Troisième étape : identification des risques encourus. Classiquement on se raccroche au triptyque DIC (disponibilité, intégrité et confidentialité), ce qui nous donne : 

  • Principal risque de disponibilité : non accessibilité à un ID/MDP de façon temporaire, par exemple besoin d’accès à mon compte bancaire en ligne alors que je suis à 10 000km et oubli de l’ID/MDP ;
  • Principal risque d’intégrité : perte d’un ID/MDP, par exemple corruption du stockage (fichier illisible, disque dur HS) ;
  • Principal risque de confidentialité : compromission d’un ID/MDP par une tierce personne indélicate.

Au sujet de cette courte liste de 3 risques, j’attire l’attention du lecteur sur le fait que tout le monde focalise sur le risque de compromission, mais dans les faits la perte d’un mot de passe est beaucoup plus courante (tout du moins dans la sphère privée) et pas forcément moins risquée. Vous voulez un exemple ? Si je vous communique par erreur le code d’ouverture de ma Samsonite (trois chiffres, compromission) vous n’en ferez pas grand-chose. Si par contre je l’ai oublié (disponibilité) en arrivant à la douane de l’aéroport JFK à New York, cela risque être moins drôle. L’enjeu global de protection des ID/MDP n’est pas la confidentialité : l’enjeu est de disposer d’un moyen de protection adapté aux principaux risques encourus par l’ID/MDP, et cela n’est pas forcément le même risque selon que l’on parle de mon code de valise, de la banque en ligne, de l’identifiant Facebook, etc. D’où la nécessaire classification ci-dessus.

Quatrième étape : recensement des moyens de stockage. Il y en a globalement 3 :

  • Stockage sur un support non sécurisé physique (carnet) ou logique (fichier bureautique) ; le support peut être sécurisé : carnet rangé dans un coffre-fort scellé au mur), utilisation de (Keepass) ;
  • Stockage sur un support en ligne : par exemple utilisation de Dropbox ; là encore le fichier peut être sécurisé (fichier Keepass) ;
  • Utilisation d’un service en ligne spécialisé : par exemple Dashlane ;

Evidemment on peut mixer tout cela : avoir un fichier Keepass en ligne et en faire une impression papier stockée dans un coffre-fort à la cave.
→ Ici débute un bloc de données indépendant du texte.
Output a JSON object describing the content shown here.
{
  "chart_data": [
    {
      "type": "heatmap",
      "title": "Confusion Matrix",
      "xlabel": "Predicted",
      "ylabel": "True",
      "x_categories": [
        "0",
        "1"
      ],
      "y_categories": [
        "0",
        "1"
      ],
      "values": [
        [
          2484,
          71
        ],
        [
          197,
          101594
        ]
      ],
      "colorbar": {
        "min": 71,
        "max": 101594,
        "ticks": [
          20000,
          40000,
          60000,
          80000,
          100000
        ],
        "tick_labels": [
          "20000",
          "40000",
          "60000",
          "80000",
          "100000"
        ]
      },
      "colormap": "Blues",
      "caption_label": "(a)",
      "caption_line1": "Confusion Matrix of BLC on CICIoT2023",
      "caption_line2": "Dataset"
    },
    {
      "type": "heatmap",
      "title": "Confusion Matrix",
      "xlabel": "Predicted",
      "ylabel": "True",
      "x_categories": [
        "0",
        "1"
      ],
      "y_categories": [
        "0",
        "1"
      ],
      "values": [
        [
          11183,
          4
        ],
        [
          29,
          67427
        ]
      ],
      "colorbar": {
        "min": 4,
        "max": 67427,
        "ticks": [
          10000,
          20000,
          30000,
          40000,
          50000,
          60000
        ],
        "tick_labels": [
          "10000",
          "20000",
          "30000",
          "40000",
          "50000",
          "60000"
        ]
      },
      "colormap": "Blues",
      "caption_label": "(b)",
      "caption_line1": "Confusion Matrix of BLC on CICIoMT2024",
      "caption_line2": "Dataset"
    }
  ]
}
À ceux qui viennent de frôler l’arrêt cardiaque en lisant « Dropbox », sachez qu’il vaut mieux un bon fichier Keepass sécurisé avec un mot de passe de 30 caractères stocké sur Dropbox, qu’un carnet mâchouillé rangé dans le tiroir du bureau : la matrice des risques couverte par le premier dispositif est incomparablement plus large que celle couverte par le second. Si vous détenez les codes de la force nucléaire française certes il est conseillé d’éviter Dropbox, mais pour stocker l’ID/MDP de son compte Netflix, vous conviendrez que l’attaquant potentiel ne va pas engager des moyens disproportionnés pour vous chiper un truc qui ne lui rapportera rien.